In Abacha v. The State (supra) Belgore JSC while elucidating on the need to file a proof of evidence stated thus:-

“It is now more so when there is no more provision for preliminary investigation by a Magistrate. It is not a mere formality to accept the information without considering the proofs of evidence. To face a trial is not a matter to be treated with levity, the trial somehow infringes on the liberty of the subject, most especially when it involves a serious offence punishable by death or life imprisonment.

– Ikomi v. The State (1986) 3 NWLR Part 28 at Page 316

– Adeyemi v. The State (1991) 6 NWLR Part 195 page 1 at 35;

What the information must disclose is certainly not the guilt of the accused but a prima facie case for the accused to answer. There is allusion to Circumstantial evidence that may not appear on the face of the proofs of evidence attached to the information and that must be in the mind of the Court. I believe this is a misconception because nothing must be read into an information which will amount to failure of information on what facts or evidence the accused will face at the trial. It is true, cross-examination may bring new facts during trial, but the prosecution must submit along the information for indictment all the facts that will reveal not only an offence but a prima-facie connection between that offence and the accused whereby the accused has an explanation to make at a trial. (R. vs. Coker. & Others (1952) 20 NLR Page 62). In many cases on an information, only proofs of evidence by potential witness are attached, but when the statement of the suspect is also attached it gives the authorizing Judge proper scope to decide if there is prima-facie case against him. See also Ikomi vs The State (Supra)Therefore in view of the clear Constitutional provisions enunciated earlier in the judgment, it is my humble view that the lower Court ought to have granted bail to the Appellants as soon as it became clear that proof of evidence did not accompany the charge against them.

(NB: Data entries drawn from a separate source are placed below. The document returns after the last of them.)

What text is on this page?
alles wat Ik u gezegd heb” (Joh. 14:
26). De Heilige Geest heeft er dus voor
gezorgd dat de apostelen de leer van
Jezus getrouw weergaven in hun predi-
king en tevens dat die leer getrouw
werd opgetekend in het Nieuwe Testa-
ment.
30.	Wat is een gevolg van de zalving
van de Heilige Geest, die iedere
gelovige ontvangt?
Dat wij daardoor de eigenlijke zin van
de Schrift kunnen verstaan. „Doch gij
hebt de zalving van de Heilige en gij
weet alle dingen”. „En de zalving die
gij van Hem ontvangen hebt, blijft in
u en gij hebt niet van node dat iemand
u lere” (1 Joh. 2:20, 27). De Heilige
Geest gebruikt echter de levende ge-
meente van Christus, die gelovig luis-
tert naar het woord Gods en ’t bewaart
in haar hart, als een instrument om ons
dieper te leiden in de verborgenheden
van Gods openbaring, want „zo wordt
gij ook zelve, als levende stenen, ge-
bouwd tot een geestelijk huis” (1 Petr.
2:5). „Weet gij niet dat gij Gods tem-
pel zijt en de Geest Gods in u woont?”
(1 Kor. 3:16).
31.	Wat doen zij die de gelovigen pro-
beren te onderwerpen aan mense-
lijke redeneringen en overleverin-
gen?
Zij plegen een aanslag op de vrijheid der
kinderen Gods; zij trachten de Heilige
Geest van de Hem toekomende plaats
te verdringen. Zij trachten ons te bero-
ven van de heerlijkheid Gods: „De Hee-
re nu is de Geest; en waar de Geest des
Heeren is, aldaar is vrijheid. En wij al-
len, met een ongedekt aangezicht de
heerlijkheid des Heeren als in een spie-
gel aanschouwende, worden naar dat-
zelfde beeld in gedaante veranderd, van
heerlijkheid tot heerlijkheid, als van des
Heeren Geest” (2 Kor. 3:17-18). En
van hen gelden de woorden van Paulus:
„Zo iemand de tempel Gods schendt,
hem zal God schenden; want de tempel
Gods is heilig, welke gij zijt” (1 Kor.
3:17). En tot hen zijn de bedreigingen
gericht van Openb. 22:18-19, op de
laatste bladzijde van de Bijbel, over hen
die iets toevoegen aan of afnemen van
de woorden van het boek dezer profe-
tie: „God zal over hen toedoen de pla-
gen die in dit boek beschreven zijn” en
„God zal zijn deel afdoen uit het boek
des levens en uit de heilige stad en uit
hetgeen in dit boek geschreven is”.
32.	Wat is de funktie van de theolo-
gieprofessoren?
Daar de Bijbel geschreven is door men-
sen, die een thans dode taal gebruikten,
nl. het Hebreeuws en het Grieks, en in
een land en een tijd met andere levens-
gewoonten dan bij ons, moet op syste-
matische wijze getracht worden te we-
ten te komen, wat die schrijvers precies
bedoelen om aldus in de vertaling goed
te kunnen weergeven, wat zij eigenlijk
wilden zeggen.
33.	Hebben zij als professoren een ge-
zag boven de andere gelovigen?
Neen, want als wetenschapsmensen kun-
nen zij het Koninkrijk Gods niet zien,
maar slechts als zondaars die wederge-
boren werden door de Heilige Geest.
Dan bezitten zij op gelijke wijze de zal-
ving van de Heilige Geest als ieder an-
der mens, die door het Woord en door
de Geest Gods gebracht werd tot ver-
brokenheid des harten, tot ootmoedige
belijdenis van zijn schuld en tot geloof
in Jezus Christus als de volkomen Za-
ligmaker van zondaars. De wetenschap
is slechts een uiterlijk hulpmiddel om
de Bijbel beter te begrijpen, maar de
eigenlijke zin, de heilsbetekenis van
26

It is the duty of Courts in a democratic setting to prevent abuse of Court process by the parties, whether the prosecution or the defence. Where the prosecution has nothing to offer at the time of arraignment in support of the offence charged, it would amount to an abuse of process of the Court to allow such an indictment to proceed.

A situation as in this case where there was no proof of evidence in a charge of treason certainly qualifies as a special circumstance in which this Court can grant bail. The proof of evidence which was filed after the Ruling of the lower Court on the bail application cannot be regarded as fair hearing to the Appellants.Consequently, Issues 1 & 2 are therefore resolved in favour of the Appellants.

In view of the foregoing bail is hereby granted to each of the 1st to 7th Accused Persons in the sum of Five Million Naira with two sureties in the like sum. One of the sureties for each of the Accused Persons must be a Civil Servant whose position is not below that of Deputy-Director either in the State or Federal Civil Service of Nigeria. Each of the Accused Persons and their sureties must deposit two passport size photographs with the Deputy Chief Registrar, Court of Appeal Abuja.

Furthermore, the sureties who must be house owners anywhere in Nigeria must swear to affidavit of means.